Many of us carry a quiet ache:
a heaviness we can't quite explain
a longing to feel at home in our own Irishness
a sense of rupture between past and present, here and there, self and story
These aren't only echoes of the past. They are living imprints, shaping how we belong, how we love, and how we see ourselves now.
To go beyond the Irish Question is to shift from problem to possibility, from fragmentation to coherence, from forgetting to remembering, and from repetition to something more emergent. It is to reclaim what was silenced or shamed, and begin the slow, essential work of cultural and ancestral integration.
In 2024, a year-long Pocket Project Lab brought together 54 people from Ireland and the diaspora to explore the legacy of the Great Famine (An Gorta Mór). Rather than focusing on history, the Lab created space to feel how famine still lives in our bodies, families, and culture.
Through remembrance, art, and language, participants began to integrate what ancestors could not, opening new possibilities for belonging.
As featured on BBC World Service Sun 3 Aug 2025
What is Collective Healing? podcast hosted by Matthew Green, produced by J'aime Rothbard.
In this episode, Simon Courtney shares insights from the Pocket Project Lab on the Irish Famine (An Gorta Mór). He speaks about how famine, colonisation, and migration still live in us today, and the importance of collective spaces to digest what ancestors could not. The conversation opens a window into how remembrance and healing can shape new possibilities for Irish identity and belonging.
The Vision
“To tell our island’s history as a migrant story reveals how the definition of Irish identity is always in process, never completed.”
~ Maurice J. Casey
To go beyond is to imagine what else is possible, to remember we are more than our trauma, that we also carry resilience, song, kinship, humour, and a deep bond with land.
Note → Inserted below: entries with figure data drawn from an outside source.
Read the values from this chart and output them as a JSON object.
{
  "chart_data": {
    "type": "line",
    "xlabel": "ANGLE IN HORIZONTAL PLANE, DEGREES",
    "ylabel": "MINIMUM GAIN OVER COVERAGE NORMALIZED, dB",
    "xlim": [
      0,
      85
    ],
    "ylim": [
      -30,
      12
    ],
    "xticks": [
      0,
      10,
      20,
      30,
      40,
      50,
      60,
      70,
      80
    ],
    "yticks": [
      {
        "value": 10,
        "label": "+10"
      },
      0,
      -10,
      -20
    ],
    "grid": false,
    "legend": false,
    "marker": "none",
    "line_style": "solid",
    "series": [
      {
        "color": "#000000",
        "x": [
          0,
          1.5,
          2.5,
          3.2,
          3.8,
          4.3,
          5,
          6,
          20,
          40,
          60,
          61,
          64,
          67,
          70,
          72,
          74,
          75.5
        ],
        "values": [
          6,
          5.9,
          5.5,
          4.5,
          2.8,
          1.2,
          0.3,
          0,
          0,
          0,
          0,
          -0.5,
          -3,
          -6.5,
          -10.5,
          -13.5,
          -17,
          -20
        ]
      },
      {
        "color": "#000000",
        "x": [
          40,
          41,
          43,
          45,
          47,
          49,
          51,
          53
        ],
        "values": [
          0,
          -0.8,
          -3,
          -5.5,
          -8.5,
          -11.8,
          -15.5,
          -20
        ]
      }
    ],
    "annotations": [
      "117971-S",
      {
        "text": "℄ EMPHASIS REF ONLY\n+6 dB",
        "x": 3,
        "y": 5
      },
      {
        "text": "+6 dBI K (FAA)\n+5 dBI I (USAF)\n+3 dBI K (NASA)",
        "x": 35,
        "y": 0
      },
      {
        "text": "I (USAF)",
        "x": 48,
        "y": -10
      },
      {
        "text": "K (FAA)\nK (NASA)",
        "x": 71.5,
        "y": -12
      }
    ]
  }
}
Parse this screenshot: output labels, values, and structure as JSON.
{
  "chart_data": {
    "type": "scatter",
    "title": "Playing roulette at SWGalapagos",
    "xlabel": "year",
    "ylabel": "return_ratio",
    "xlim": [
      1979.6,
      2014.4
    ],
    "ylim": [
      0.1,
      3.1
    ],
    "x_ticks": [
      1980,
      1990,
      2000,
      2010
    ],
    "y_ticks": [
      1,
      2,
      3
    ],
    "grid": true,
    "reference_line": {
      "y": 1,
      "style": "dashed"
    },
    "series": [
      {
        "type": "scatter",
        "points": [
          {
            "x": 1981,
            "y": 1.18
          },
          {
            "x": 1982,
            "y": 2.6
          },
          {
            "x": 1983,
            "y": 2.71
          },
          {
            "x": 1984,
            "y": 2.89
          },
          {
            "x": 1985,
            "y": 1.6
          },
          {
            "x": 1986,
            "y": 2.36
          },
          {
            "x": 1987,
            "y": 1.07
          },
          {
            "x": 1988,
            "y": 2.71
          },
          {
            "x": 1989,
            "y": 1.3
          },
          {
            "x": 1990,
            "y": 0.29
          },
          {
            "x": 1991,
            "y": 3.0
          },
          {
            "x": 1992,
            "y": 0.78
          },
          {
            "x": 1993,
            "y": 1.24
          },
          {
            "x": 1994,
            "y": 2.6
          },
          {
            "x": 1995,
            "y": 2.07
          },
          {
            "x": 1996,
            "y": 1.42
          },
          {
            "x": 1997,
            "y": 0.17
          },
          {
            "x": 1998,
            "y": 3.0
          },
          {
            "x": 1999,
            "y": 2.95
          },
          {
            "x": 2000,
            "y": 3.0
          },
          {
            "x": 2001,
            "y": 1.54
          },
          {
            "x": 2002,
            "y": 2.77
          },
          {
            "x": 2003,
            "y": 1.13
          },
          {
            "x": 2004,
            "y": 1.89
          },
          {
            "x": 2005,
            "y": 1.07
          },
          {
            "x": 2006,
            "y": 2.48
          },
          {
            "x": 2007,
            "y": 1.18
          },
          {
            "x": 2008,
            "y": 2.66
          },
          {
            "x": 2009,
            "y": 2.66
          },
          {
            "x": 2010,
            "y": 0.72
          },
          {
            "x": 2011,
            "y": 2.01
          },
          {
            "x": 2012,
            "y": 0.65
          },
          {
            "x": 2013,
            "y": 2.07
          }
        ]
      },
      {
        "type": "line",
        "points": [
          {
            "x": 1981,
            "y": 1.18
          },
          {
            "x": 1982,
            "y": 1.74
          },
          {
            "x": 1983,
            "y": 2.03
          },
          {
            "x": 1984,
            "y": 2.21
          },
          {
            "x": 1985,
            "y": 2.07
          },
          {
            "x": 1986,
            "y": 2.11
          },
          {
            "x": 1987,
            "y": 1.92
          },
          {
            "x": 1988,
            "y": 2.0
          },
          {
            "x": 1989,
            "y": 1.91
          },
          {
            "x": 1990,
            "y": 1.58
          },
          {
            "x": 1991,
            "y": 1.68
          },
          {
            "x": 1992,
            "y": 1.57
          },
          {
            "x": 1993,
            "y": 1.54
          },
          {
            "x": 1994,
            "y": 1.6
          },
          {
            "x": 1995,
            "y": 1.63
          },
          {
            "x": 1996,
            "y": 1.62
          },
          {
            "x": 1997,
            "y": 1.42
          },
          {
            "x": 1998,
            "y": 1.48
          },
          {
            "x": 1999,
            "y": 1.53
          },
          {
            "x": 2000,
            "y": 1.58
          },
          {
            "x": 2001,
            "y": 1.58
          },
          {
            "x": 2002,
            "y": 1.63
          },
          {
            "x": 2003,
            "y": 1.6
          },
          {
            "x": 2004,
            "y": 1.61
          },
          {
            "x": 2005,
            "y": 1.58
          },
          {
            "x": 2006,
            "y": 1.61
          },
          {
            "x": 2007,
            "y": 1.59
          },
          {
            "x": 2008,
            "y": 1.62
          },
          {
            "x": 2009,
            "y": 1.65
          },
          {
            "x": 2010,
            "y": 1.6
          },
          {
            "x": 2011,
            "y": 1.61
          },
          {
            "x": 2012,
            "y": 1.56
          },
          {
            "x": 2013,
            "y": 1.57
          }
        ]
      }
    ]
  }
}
Beyond the Irish Question is a space to reimagine Irishness - not only as history or bloodline, but as a living culture of coherence, presence, and care.
By gathering across lines of difference, from Ireland and across the diaspora, we remember something older than the wound: the possibility of belonging, together.
This journey is not about fixing Irish identity in place. It's about opening space for it to keep becoming, in us, and between us.